Contre le simulacre : réponses de Bernard PERROY

1 - Recours au Poème affirme l’idée d’une poésie conçue comme action politique et méta-poétique révolutionnaire : et vous ?
Il me semble que ''l'action'' de la poésie passe d'abord par un ''mode d'être''. La poésie oppose un ''mode d'être'' à tous les ''faire'' que la vie de la Cité et nos sociétés occidentales en particulier nous proposent. Le poète est un ''réceptif'' : ce qu'il écrit suppose un mode d'attention aux êtres, aux choses, une ''qualité de présence'' qu'il s'efforce de vivre tout en sachant bien qu'à ce niveau, nous sommes tous de perpétuels apprentis ! Nous sommes ''en chemin'', et c'est bien ce ''chemin'' - « ce long périple » selon Charles Juliet ((Charles Juliet, « Ce long périple », éd. Bayard, 2001)) — qui est intéressant et que traduit le poème. Ce chemin est à lui seul une ''parole'' à donner vis-à-vis de nos sociétés prises souvent dans un tourbillon, une course effrenée après l'argent, la réussite, le paraître, l'efficacité, etc.

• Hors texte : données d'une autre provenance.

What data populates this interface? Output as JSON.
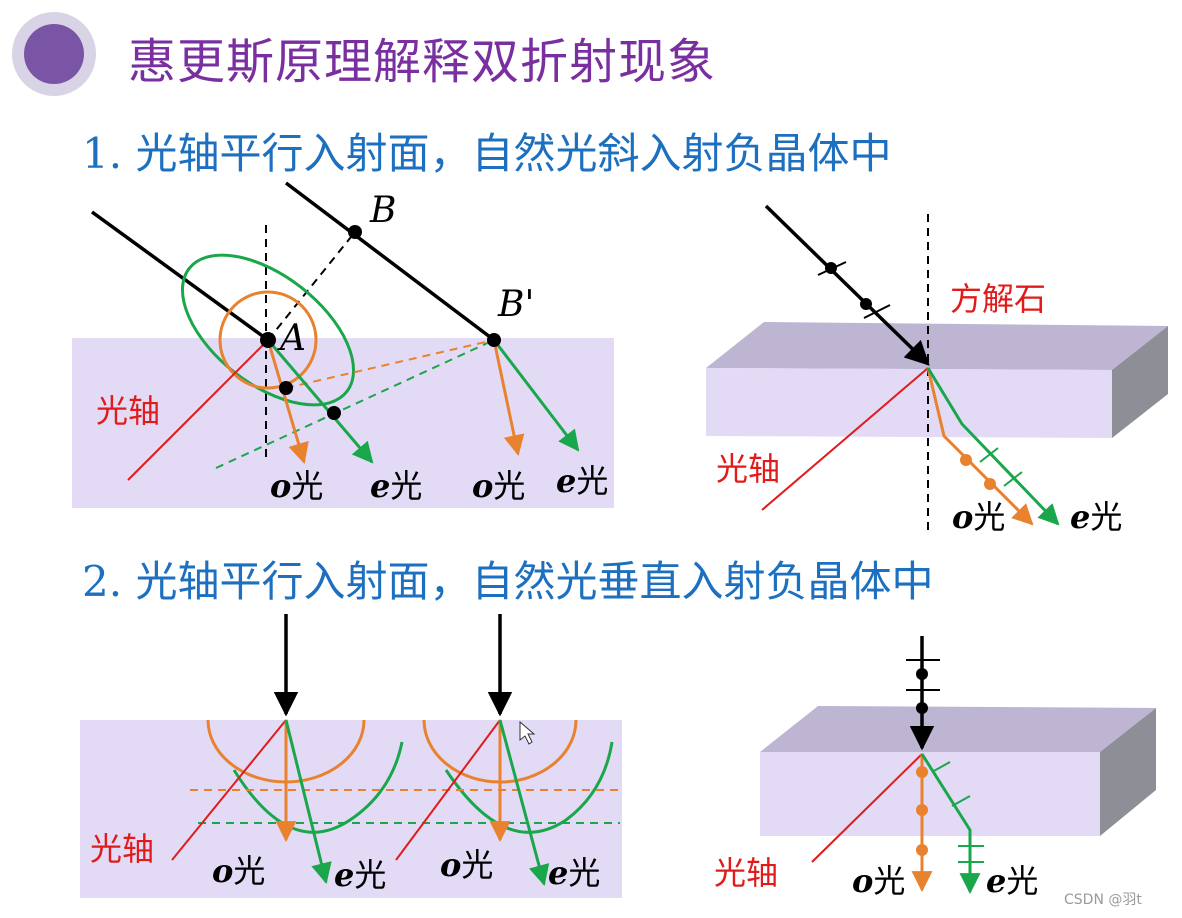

Alors oui, le poéte délivre au sens large un message ''politique'' et ''révolutionnaire'' ! Son mode d'être est une action ''à contre-courant'' de la dissipation ambiante de la vie de la Cité, de ce « divertissement » dont nous parle Pascal, d'un ''espace-temps'' si rapide et si fugace, etc. Et pourtant « chaque fois que tu veux connaître le fond d'une chose, confie-la au temps » écrit Sénèque ((Sénèque, « De la colère », éd. Les Belles Lettres, 1922, 7e tirage 2012)). Le poète, et surtout ses poèmes, sont sans doute là pour nous faire vivre ce « temps » et retrouver ce « fond des choses »…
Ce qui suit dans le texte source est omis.